Knock knock, maybe they are the voice of God? And maybe not. I don’t claim to know. God doesn’t deal in certainty (much as we yearn for God to do just that). God deals in mystery, faith, and what C.S. Lewis called the Deep Magic. God shows up in the desert, where there are no landmarks and we have no idea where we might find our next water.
The incredible wringing of hands that has happened in the blogosphere (launched by Rachel Held Evans at CNN’s Belief Blog) is exactly what we must do, though some people may wish to take a breath and two steps back (If your God can’t withstand a culture shift, get a bigger God).
Church exists in culture and is populated by fallible humans and God is not up in heaven, expecting us to know stuff we haven’t yet learned. Just like you wouldn’t give your hungry child a stone, you wouldn’t expect your kindergartner to do calculus.
God knows we are bound by the traditions of our faith. We need them because they provide us with a sense of belonging and continuity, but they are for us. God doesn’t need to see us all line up in the sanctuary to share bread and juice. God knows God’s place in the universe and our reminders don’t make God more secure or more content. God is not in the ritual, nor does participating in such ceremonies give us special access to the presence of the divine. God is God, God is love, and God is everywhere. The rituals of worship, communion, foot washing, baptism, and all the rest exist because we have wild monkey minds. We need gestures of the body and practices of the mind to help us show up for our relationships with God and each other.
God is not the rituals. God is God, and God won’t change.
But everything else might change. God might make into us something entirely new. God does not need our protection and God is not afraid. God is doing what God has always done: pursuing us. How do we keep Millennials (and others) in the church? Simple. We follow Jesus. We do not attract new people; Jesus does that. We are not transforming ourselves; Jesus is doing that. We are not creating church; we are the church that Jesus built and is continually rebuilding.
So we follow. We pray. We practice togetherness (talk, argue, shout, share, cry, lament, laugh, sing, teach, learn, and kiss the wee babes) in ways old and new. We experiment. We unclench our fists (my church, my traditions, my faith) and look around. We invite and we include, and when we screw up we say so. When church disappoints us we speak out, and when we see the church disappoint others we sit up and take notice, and we go to that place and search for Jesus and share the love that God has lavished upon us. We revisit Micah 6:8 until it is engraved upon us.
He has told you, O mortal, what is good;
and what does the Lord require of you
but to do justice, and to love kindness,
and to walk humbly with your God?
So simple, but we resist. I will be the shiniest table! Make of me a beautiful table, Oh God! Hush and follow, says God. I will make of you. I will do with you. I promise.
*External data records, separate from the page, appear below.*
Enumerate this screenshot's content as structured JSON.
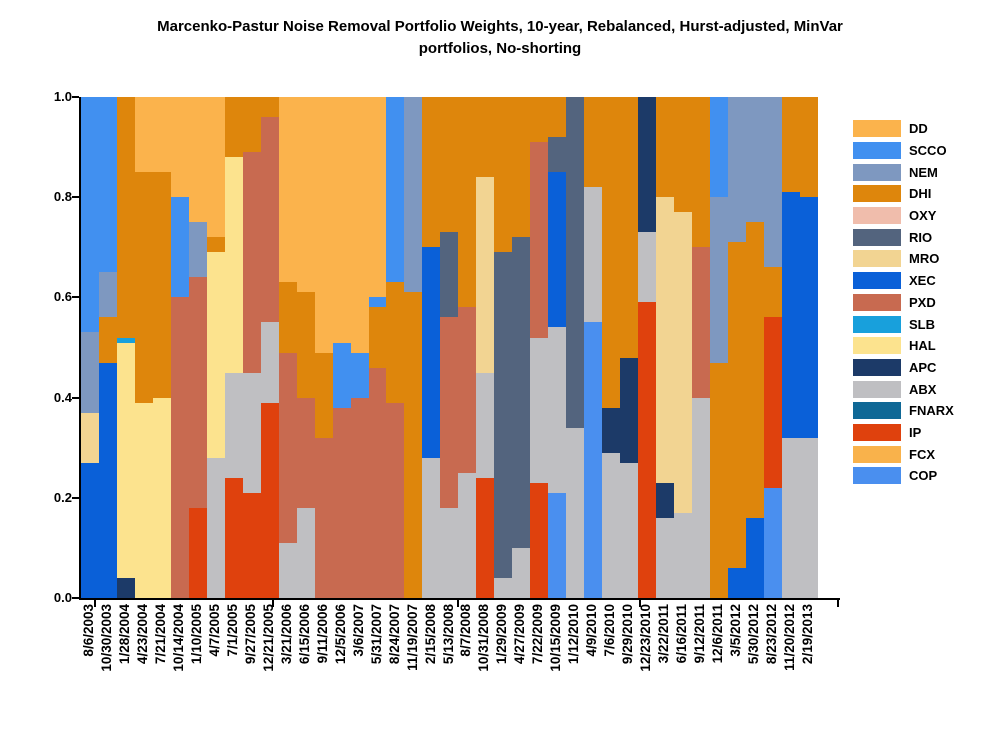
{
  "title": {
    "line1": "Marcenko-Pastur Noise Removal Portfolio Weights, 10-year, Rebalanced, Hurst-adjusted, MinVar",
    "line2": "portfolios, No-shorting"
  },
  "y_axis": {
    "tick_labels": [
      "1.0",
      "0.8",
      "0.6",
      "0.4",
      "0.2",
      "0.0"
    ]
  },
  "legend": {
    "position": "right",
    "items": [
      {
        "label": "DD",
        "color": "#FBB34C"
      },
      {
        "label": "SCCO",
        "color": "#4190F0"
      },
      {
        "label": "NEM",
        "color": "#7E98C0"
      },
      {
        "label": "DHI",
        "color": "#DE860C"
      },
      {
        "label": "OXY",
        "color": "#F0BDAC"
      },
      {
        "label": "RIO",
        "color": "#53647E"
      },
      {
        "label": "MRO",
        "color": "#F2D492"
      },
      {
        "label": "XEC",
        "color": "#0A60D8"
      },
      {
        "label": "PXD",
        "color": "#C86A50"
      },
      {
        "label": "SLB",
        "color": "#18A0DC"
      },
      {
        "label": "HAL",
        "color": "#FCE38E"
      },
      {
        "label": "APC",
        "color": "#1C3A68"
      },
      {
        "label": "ABX",
        "color": "#BFBFC2"
      },
      {
        "label": "FNARX",
        "color": "#0F6896"
      },
      {
        "label": "IP",
        "color": "#DF410D"
      },
      {
        "label": "FCX",
        "color": "#F9B24B"
      },
      {
        "label": "COP",
        "color": "#4A8FEF"
      }
    ]
  },
  "chart_data": {
    "type": "bar",
    "subtype": "stacked-100percent",
    "title": "Marcenko-Pastur Noise Removal Portfolio Weights, 10-year, Rebalanced, Hurst-adjusted, MinVar portfolios, No-shorting",
    "xlabel": "",
    "ylabel": "",
    "ylim": [
      0.0,
      1.0
    ],
    "yticks": [
      1.0,
      0.8,
      0.6,
      0.4,
      0.2,
      0.0
    ],
    "grid": false,
    "legend_position": "right",
    "legend_series_order": [
      "DD",
      "SCCO",
      "NEM",
      "DHI",
      "OXY",
      "RIO",
      "MRO",
      "XEC",
      "PXD",
      "SLB",
      "HAL",
      "APC",
      "ABX",
      "FNARX",
      "IP",
      "FCX",
      "COP"
    ],
    "segment_order": "top-to-bottom",
    "categories": [
      "8/6/2003",
      "10/30/2003",
      "1/28/2004",
      "4/23/2004",
      "7/21/2004",
      "10/14/2004",
      "1/10/2005",
      "4/7/2005",
      "7/1/2005",
      "9/27/2005",
      "12/21/2005",
      "3/21/2006",
      "6/15/2006",
      "9/11/2006",
      "12/5/2006",
      "3/6/2007",
      "5/31/2007",
      "8/24/2007",
      "11/19/2007",
      "2/15/2008",
      "5/13/2008",
      "8/7/2008",
      "10/31/2008",
      "1/29/2009",
      "4/27/2009",
      "7/22/2009",
      "10/15/2009",
      "1/12/2010",
      "4/9/2010",
      "7/6/2010",
      "9/29/2010",
      "12/23/2010",
      "3/22/2011",
      "6/16/2011",
      "9/12/2011",
      "12/6/2011",
      "3/5/2012",
      "5/30/2012",
      "8/23/2012",
      "11/20/2012",
      "2/19/2013"
    ],
    "bars": [
      {
        "date": "8/6/2003",
        "segments": [
          [
            "SCCO",
            0.47
          ],
          [
            "NEM",
            0.16
          ],
          [
            "MRO",
            0.1
          ],
          [
            "XEC",
            0.27
          ]
        ]
      },
      {
        "date": "10/30/2003",
        "segments": [
          [
            "SCCO",
            0.35
          ],
          [
            "NEM",
            0.09
          ],
          [
            "DHI",
            0.09
          ],
          [
            "XEC",
            0.47
          ]
        ]
      },
      {
        "date": "1/28/2004",
        "segments": [
          [
            "DHI",
            0.48
          ],
          [
            "SLB",
            0.01
          ],
          [
            "HAL",
            0.47
          ],
          [
            "APC",
            0.04
          ]
        ]
      },
      {
        "date": "4/23/2004",
        "segments": [
          [
            "DD",
            0.15
          ],
          [
            "DHI",
            0.46
          ],
          [
            "HAL",
            0.39
          ]
        ]
      },
      {
        "date": "7/21/2004",
        "segments": [
          [
            "DD",
            0.15
          ],
          [
            "DHI",
            0.45
          ],
          [
            "HAL",
            0.4
          ]
        ]
      },
      {
        "date": "10/14/2004",
        "segments": [
          [
            "DD",
            0.2
          ],
          [
            "SCCO",
            0.2
          ],
          [
            "PXD",
            0.6
          ]
        ]
      },
      {
        "date": "1/10/2005",
        "segments": [
          [
            "DD",
            0.25
          ],
          [
            "NEM",
            0.11
          ],
          [
            "PXD",
            0.46
          ],
          [
            "IP",
            0.18
          ]
        ]
      },
      {
        "date": "4/7/2005",
        "segments": [
          [
            "DD",
            0.28
          ],
          [
            "DHI",
            0.03
          ],
          [
            "HAL",
            0.41
          ],
          [
            "ABX",
            0.28
          ]
        ]
      },
      {
        "date": "7/1/2005",
        "segments": [
          [
            "DHI",
            0.12
          ],
          [
            "HAL",
            0.43
          ],
          [
            "ABX",
            0.21
          ],
          [
            "IP",
            0.24
          ]
        ]
      },
      {
        "date": "9/27/2005",
        "segments": [
          [
            "DHI",
            0.11
          ],
          [
            "PXD",
            0.44
          ],
          [
            "ABX",
            0.24
          ],
          [
            "IP",
            0.21
          ]
        ]
      },
      {
        "date": "12/21/2005",
        "segments": [
          [
            "DHI",
            0.04
          ],
          [
            "PXD",
            0.41
          ],
          [
            "ABX",
            0.16
          ],
          [
            "IP",
            0.39
          ]
        ]
      },
      {
        "date": "3/21/2006",
        "segments": [
          [
            "DD",
            0.37
          ],
          [
            "DHI",
            0.14
          ],
          [
            "PXD",
            0.38
          ],
          [
            "ABX",
            0.11
          ]
        ]
      },
      {
        "date": "6/15/2006",
        "segments": [
          [
            "DD",
            0.39
          ],
          [
            "DHI",
            0.21
          ],
          [
            "PXD",
            0.22
          ],
          [
            "ABX",
            0.18
          ]
        ]
      },
      {
        "date": "9/11/2006",
        "segments": [
          [
            "DD",
            0.51
          ],
          [
            "DHI",
            0.17
          ],
          [
            "PXD",
            0.32
          ]
        ]
      },
      {
        "date": "12/5/2006",
        "segments": [
          [
            "DD",
            0.49
          ],
          [
            "SCCO",
            0.13
          ],
          [
            "PXD",
            0.38
          ]
        ]
      },
      {
        "date": "3/6/2007",
        "segments": [
          [
            "DD",
            0.51
          ],
          [
            "SCCO",
            0.09
          ],
          [
            "PXD",
            0.4
          ]
        ]
      },
      {
        "date": "5/31/2007",
        "segments": [
          [
            "DD",
            0.4
          ],
          [
            "SCCO",
            0.02
          ],
          [
            "DHI",
            0.12
          ],
          [
            "PXD",
            0.46
          ]
        ]
      },
      {
        "date": "8/24/2007",
        "segments": [
          [
            "SCCO",
            0.37
          ],
          [
            "DHI",
            0.24
          ],
          [
            "PXD",
            0.39
          ]
        ]
      },
      {
        "date": "11/19/2007",
        "segments": [
          [
            "NEM",
            0.39
          ],
          [
            "DHI",
            0.61
          ]
        ]
      },
      {
        "date": "2/15/2008",
        "segments": [
          [
            "DHI",
            0.3
          ],
          [
            "XEC",
            0.42
          ],
          [
            "ABX",
            0.28
          ]
        ]
      },
      {
        "date": "5/13/2008",
        "segments": [
          [
            "DHI",
            0.27
          ],
          [
            "RIO",
            0.17
          ],
          [
            "PXD",
            0.38
          ],
          [
            "ABX",
            0.18
          ]
        ]
      },
      {
        "date": "8/7/2008",
        "segments": [
          [
            "DHI",
            0.42
          ],
          [
            "PXD",
            0.33
          ],
          [
            "ABX",
            0.25
          ]
        ]
      },
      {
        "date": "10/31/2008",
        "segments": [
          [
            "DHI",
            0.16
          ],
          [
            "MRO",
            0.39
          ],
          [
            "ABX",
            0.21
          ],
          [
            "IP",
            0.24
          ]
        ]
      },
      {
        "date": "1/29/2009",
        "segments": [
          [
            "DHI",
            0.31
          ],
          [
            "RIO",
            0.65
          ],
          [
            "ABX",
            0.04
          ]
        ]
      },
      {
        "date": "4/27/2009",
        "segments": [
          [
            "DHI",
            0.28
          ],
          [
            "RIO",
            0.62
          ],
          [
            "ABX",
            0.1
          ]
        ]
      },
      {
        "date": "7/22/2009",
        "segments": [
          [
            "DHI",
            0.09
          ],
          [
            "PXD",
            0.39
          ],
          [
            "ABX",
            0.29
          ],
          [
            "IP",
            0.23
          ]
        ]
      },
      {
        "date": "10/15/2009",
        "segments": [
          [
            "DHI",
            0.08
          ],
          [
            "RIO",
            0.07
          ],
          [
            "XEC",
            0.31
          ],
          [
            "ABX",
            0.33
          ],
          [
            "COP",
            0.21
          ]
        ]
      },
      {
        "date": "1/12/2010",
        "segments": [
          [
            "RIO",
            0.66
          ],
          [
            "ABX",
            0.34
          ]
        ]
      },
      {
        "date": "4/9/2010",
        "segments": [
          [
            "DHI",
            0.18
          ],
          [
            "ABX",
            0.27
          ],
          [
            "COP",
            0.55
          ]
        ]
      },
      {
        "date": "7/6/2010",
        "segments": [
          [
            "DHI",
            0.62
          ],
          [
            "APC",
            0.09
          ],
          [
            "ABX",
            0.29
          ]
        ]
      },
      {
        "date": "9/29/2010",
        "segments": [
          [
            "DHI",
            0.52
          ],
          [
            "APC",
            0.21
          ],
          [
            "ABX",
            0.27
          ]
        ]
      },
      {
        "date": "12/23/2010",
        "segments": [
          [
            "APC",
            0.27
          ],
          [
            "ABX",
            0.14
          ],
          [
            "IP",
            0.59
          ]
        ]
      },
      {
        "date": "3/22/2011",
        "segments": [
          [
            "DHI",
            0.2
          ],
          [
            "MRO",
            0.57
          ],
          [
            "APC",
            0.07
          ],
          [
            "ABX",
            0.16
          ]
        ]
      },
      {
        "date": "6/16/2011",
        "segments": [
          [
            "DHI",
            0.23
          ],
          [
            "MRO",
            0.6
          ],
          [
            "ABX",
            0.17
          ]
        ]
      },
      {
        "date": "9/12/2011",
        "segments": [
          [
            "DHI",
            0.3
          ],
          [
            "PXD",
            0.3
          ],
          [
            "ABX",
            0.4
          ]
        ]
      },
      {
        "date": "12/6/2011",
        "segments": [
          [
            "SCCO",
            0.2
          ],
          [
            "NEM",
            0.33
          ],
          [
            "DHI",
            0.47
          ]
        ]
      },
      {
        "date": "3/5/2012",
        "segments": [
          [
            "NEM",
            0.29
          ],
          [
            "DHI",
            0.65
          ],
          [
            "XEC",
            0.06
          ]
        ]
      },
      {
        "date": "5/30/2012",
        "segments": [
          [
            "NEM",
            0.25
          ],
          [
            "DHI",
            0.59
          ],
          [
            "XEC",
            0.16
          ]
        ]
      },
      {
        "date": "8/23/2012",
        "segments": [
          [
            "NEM",
            0.34
          ],
          [
            "DHI",
            0.1
          ],
          [
            "IP",
            0.34
          ],
          [
            "COP",
            0.22
          ]
        ]
      },
      {
        "date": "11/20/2012",
        "segments": [
          [
            "DHI",
            0.19
          ],
          [
            "XEC",
            0.49
          ],
          [
            "ABX",
            0.32
          ]
        ]
      },
      {
        "date": "2/19/2013",
        "segments": [
          [
            "DHI",
            0.2
          ],
          [
            "XEC",
            0.48
          ],
          [
            "ABX",
            0.32
          ]
        ]
      }
    ]
  }
}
We meditate upon Galations 5:1, which says, “For freedom Christ has set us free. Stand firm, therefore, and do not submit again to a yoke of slavery.” We have not been set free in Christ to build institutions or to “win souls for Christ” or to do anything. We have not been set free to follow rules, and we most certainly have not been set free so that we might hit people in the head with our bibles in the name of Christ.
Glorious, wild, extravagant freedom, a gift, given freely. God does not seek our slavish devotion to rules, but our exuberant devotion to the person of God and the way of Jesus. We walk together, with God, and with one another, and the walking is the thing we are doing, and God is unrolling history as we walk.
God does not need our protection and God is not afraid. God is doing what God has always done: pursuing us, God’s own, God’s beloved.
Let’s let God catch us.
All Bible verses are from the New Revised Standard Version.